My only shoes worth more than $100 are orthopedic and I haven’t had cable TV in a decade, but I’ve always enjoyed Sex and the City (in syndication, naturally). And not just because of the “Ex in the City/The Way We Were” episode, which brought me such comfort during those dark days when I was deranged and thought no one would ever love me (and these two factors may have been related). Remember, the simple girls and Katie girls? But writer Libby Brooks pins down the rest of it brilliantly as follows:

“…this fantastical element was tolerated in exchange for the unprecedented honesty about other areas of women’s experience that Sex and the City hauled into the mainstream. Most prominently, the series discussed the micro and macro of sexual relationships as they had never been before: when is it all right to fake an orgasm? Ought there to be cleanup etiquette for men giving head? How does maternal ambivalence affect a woman who is already pregnant?
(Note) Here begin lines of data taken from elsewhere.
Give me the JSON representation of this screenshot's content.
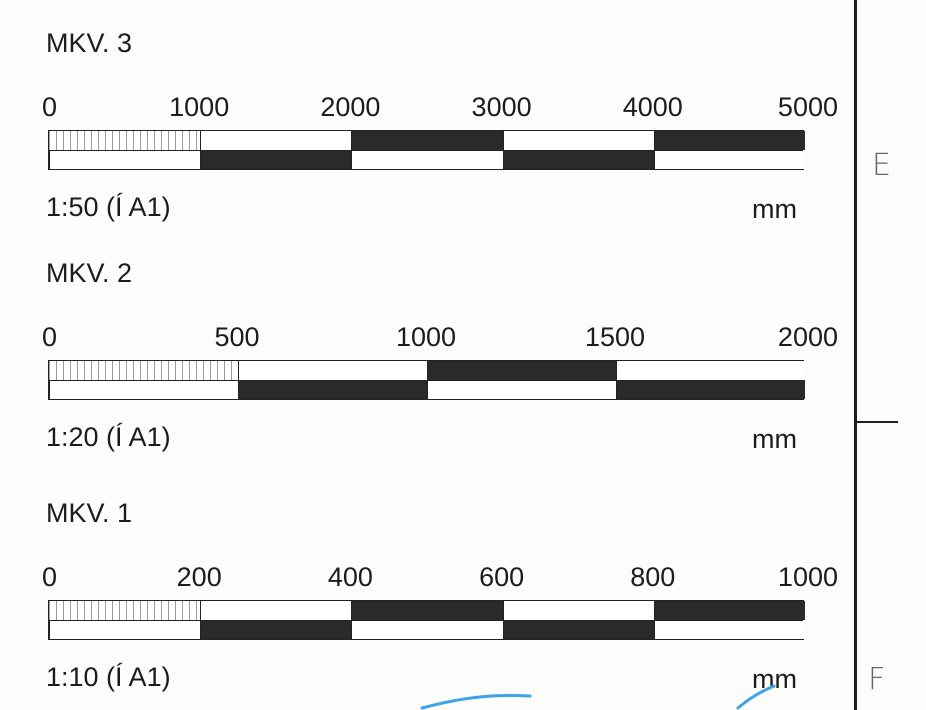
{
  "scales": [
    {
      "title": "MKV. 3",
      "ratio": "1:50 (Í A1)",
      "unit": "mm",
      "ticks": [
        "0",
        "1000",
        "2000",
        "3000",
        "4000",
        "5000"
      ],
      "max_value": 5000
    },
    {
      "title": "MKV. 2",
      "ratio": "1:20 (Í A1)",
      "unit": "mm",
      "ticks": [
        "0",
        "500",
        "1000",
        "1500",
        "2000"
      ],
      "max_value": 2000
    },
    {
      "title": "MKV. 1",
      "ratio": "1:10 (Í A1)",
      "unit": "mm",
      "ticks": [
        "0",
        "200",
        "400",
        "600",
        "800",
        "1000"
      ],
      "max_value": 1000
    }
  ],
  "frame": {
    "row_letters": [
      "E",
      "F"
    ]
  },
  "colors": {
    "ink": "#2a2a2a",
    "hatch": "#9a9a9a",
    "annotation_pen": "#3fa3e6"
  }
}
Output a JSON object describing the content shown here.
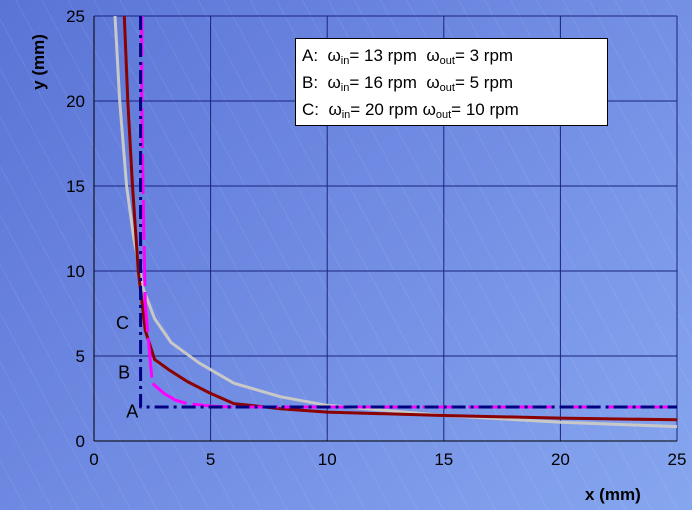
{
  "chart_data": {
    "type": "line",
    "xlabel": "x (mm)",
    "ylabel": "y (mm)",
    "xlim": [
      0,
      25
    ],
    "ylim": [
      0,
      25
    ],
    "xticks": [
      0,
      5,
      10,
      15,
      20,
      25
    ],
    "yticks": [
      0,
      5,
      10,
      15,
      20,
      25
    ],
    "grid": true,
    "legend_position": "top-right",
    "legend": [
      {
        "letter": "A:",
        "w_in": "13 rpm",
        "w_out": "3 rpm"
      },
      {
        "letter": "B:",
        "w_in": "16 rpm",
        "w_out": "5 rpm"
      },
      {
        "letter": "C:",
        "w_in": "20 rpm",
        "w_out": "10 rpm"
      }
    ],
    "series": [
      {
        "label": "A",
        "color": "#000080",
        "dash": "dash-dot",
        "x": [
          2.0,
          2.0,
          2.0,
          2.0,
          2.0,
          2.0,
          2.0,
          2.0,
          3,
          5,
          10,
          15,
          20,
          25
        ],
        "y": [
          25,
          20,
          15,
          10,
          5,
          3,
          2.4,
          2.0,
          2.0,
          2.0,
          2.0,
          2.0,
          2.0,
          2.0
        ]
      },
      {
        "label": "B",
        "color": "#ff00ff",
        "dash": "solid-dash",
        "x": [
          2.05,
          2.05,
          2.1,
          2.2,
          2.5,
          3.0,
          3.5,
          4.0,
          5,
          6,
          10,
          15,
          20,
          25
        ],
        "y": [
          25,
          20,
          15,
          8.0,
          3.4,
          2.8,
          2.4,
          2.2,
          2.05,
          2.0,
          2.0,
          2.0,
          2.0,
          2.0
        ]
      },
      {
        "label": "C",
        "color": "#8b0000",
        "dash": "solid",
        "x": [
          1.3,
          1.45,
          1.65,
          1.9,
          2.2,
          2.6,
          3.2,
          4.0,
          5.0,
          6.0,
          8,
          10,
          15,
          20,
          25
        ],
        "y": [
          25,
          20,
          15,
          10,
          6.5,
          4.8,
          4.2,
          3.5,
          2.8,
          2.2,
          1.9,
          1.7,
          1.5,
          1.35,
          1.25
        ]
      },
      {
        "label": "",
        "color": "#c8c8c8",
        "dash": "solid",
        "x": [
          0.9,
          1.1,
          1.4,
          1.7,
          2.1,
          2.6,
          3.3,
          4.5,
          6,
          8,
          10,
          15,
          20,
          25
        ],
        "y": [
          25,
          20,
          15,
          12,
          9,
          7.2,
          5.8,
          4.6,
          3.4,
          2.6,
          2.1,
          1.5,
          1.1,
          0.85
        ]
      }
    ],
    "curve_labels": [
      {
        "text": "A",
        "x": 1.9,
        "y": 1.8
      },
      {
        "text": "B",
        "x": 1.55,
        "y": 4.1
      },
      {
        "text": "C",
        "x": 1.5,
        "y": 7.0
      }
    ]
  }
}
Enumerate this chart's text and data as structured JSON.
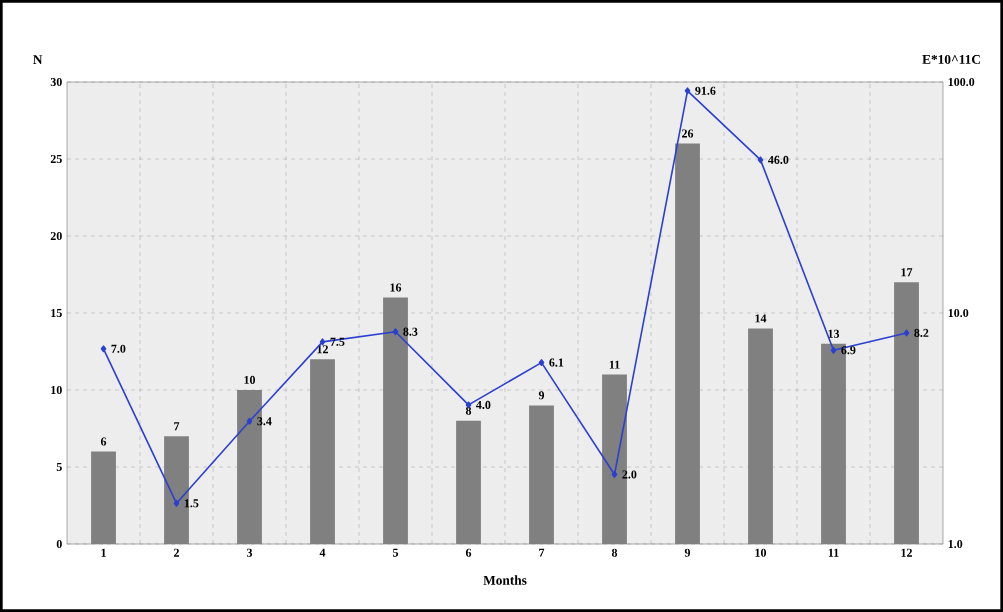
{
  "chart_data": {
    "type": "bar",
    "xlabel": "Months",
    "ylabel": "N",
    "y2label": "E*10^11C",
    "categories": [
      "1",
      "2",
      "3",
      "4",
      "5",
      "6",
      "7",
      "8",
      "9",
      "10",
      "11",
      "12"
    ],
    "series": [
      {
        "color": "#808080",
        "values": [
          6,
          7,
          10,
          12,
          16,
          8,
          9,
          11,
          26,
          14,
          13,
          17
        ],
        "value_labels": [
          "6",
          "7",
          "10",
          "12",
          "16",
          "8",
          "9",
          "11",
          "26",
          "14",
          "13",
          "17"
        ]
      },
      {
        "type": "line",
        "axis": "y2",
        "color": "#2b3fd0",
        "marker": "diamond",
        "line_style": "solid",
        "values": [
          7.0,
          1.5,
          3.4,
          7.5,
          8.3,
          4.0,
          6.1,
          2.0,
          91.6,
          46.0,
          6.9,
          8.2
        ],
        "value_labels": [
          "7.0",
          "1.5",
          "3.4",
          "7.5",
          "8.3",
          "4.0",
          "6.1",
          "2.0",
          "91.6",
          "46.0",
          "6.9",
          "8.2"
        ]
      }
    ],
    "ylim": [
      0,
      30
    ],
    "yticks": [
      0,
      5,
      10,
      15,
      20,
      25,
      30
    ],
    "y2lim": [
      1,
      100
    ],
    "y2ticks": [
      {
        "value": 1,
        "label": "1.0"
      },
      {
        "value": 10,
        "label": "10.0"
      },
      {
        "value": 100,
        "label": "100.0"
      }
    ],
    "log": "y2",
    "grid": true
  }
}
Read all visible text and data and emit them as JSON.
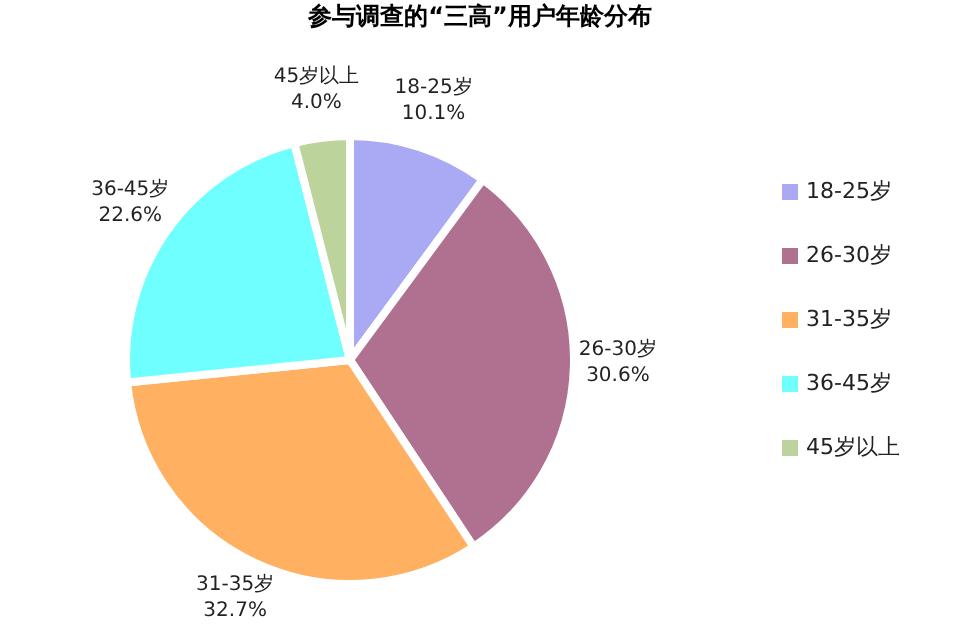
{
  "chart_data": {
    "type": "pie",
    "title": "参与调查的“三高”用户年龄分布",
    "categories": [
      "18-25岁",
      "26-30岁",
      "31-35岁",
      "36-45岁",
      "45岁以上"
    ],
    "values": [
      10.1,
      30.6,
      32.7,
      22.6,
      4.0
    ],
    "value_labels": [
      "10.1%",
      "30.6%",
      "32.7%",
      "22.6%",
      "4.0%"
    ],
    "colors": [
      "#aaaaf4",
      "#b07090",
      "#ffb060",
      "#70ffff",
      "#bcd49c"
    ],
    "legend": "right"
  }
}
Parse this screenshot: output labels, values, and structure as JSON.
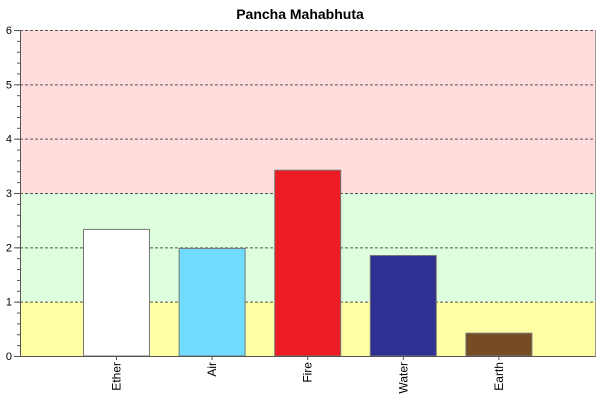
{
  "chart_data": {
    "type": "bar",
    "title": "Pancha Mahabhuta",
    "xlabel": "",
    "ylabel": "",
    "ylim": [
      0,
      6
    ],
    "yticks": [
      "0",
      "1",
      "2",
      "3",
      "4",
      "5",
      "6"
    ],
    "categories": [
      "Ether",
      "Air",
      "Fire",
      "Water",
      "Earth"
    ],
    "values": [
      2.33,
      1.98,
      3.42,
      1.85,
      0.42
    ],
    "bar_colors": [
      "#ffffff",
      "#6fdcff",
      "#ed1c24",
      "#2e3192",
      "#754c24"
    ],
    "bands": [
      {
        "from": 0,
        "to": 1,
        "color": "#ffffa6"
      },
      {
        "from": 1,
        "to": 3,
        "color": "#ddffdd"
      },
      {
        "from": 3,
        "to": 6,
        "color": "#ffdddd"
      }
    ],
    "grid": true,
    "legend": "none"
  }
}
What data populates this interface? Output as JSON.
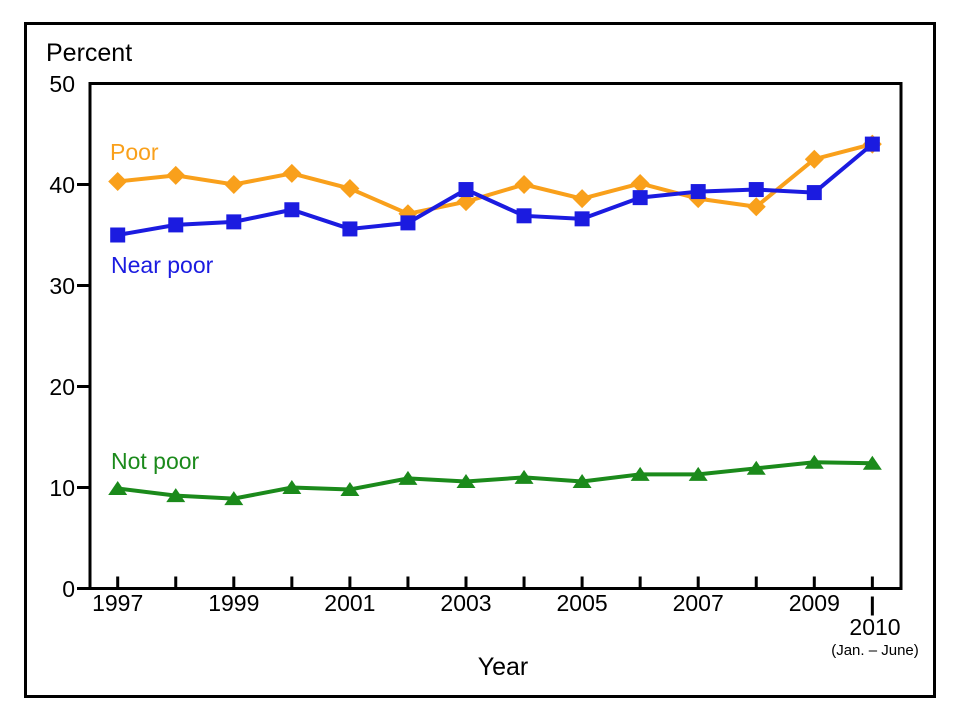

Those gasp-out-loud episodes were embraced by women not only because they’d been there privately, but thanks to the context in which they were discussed. For my money, the enduring appeal of Sex and the City has nothing to do with guys or footwear. It’s about the uncomfortably accurate presentation of women’s relationships with each other. However the critics receive the new film, they ought to bear in mind that, for all the brunch chatter, this show has never been a story about men. Sex and the City was always, baseline, about us girls; about how women’s friendships can be complicated and bitchy, but also meaningful, supportive and lasting.”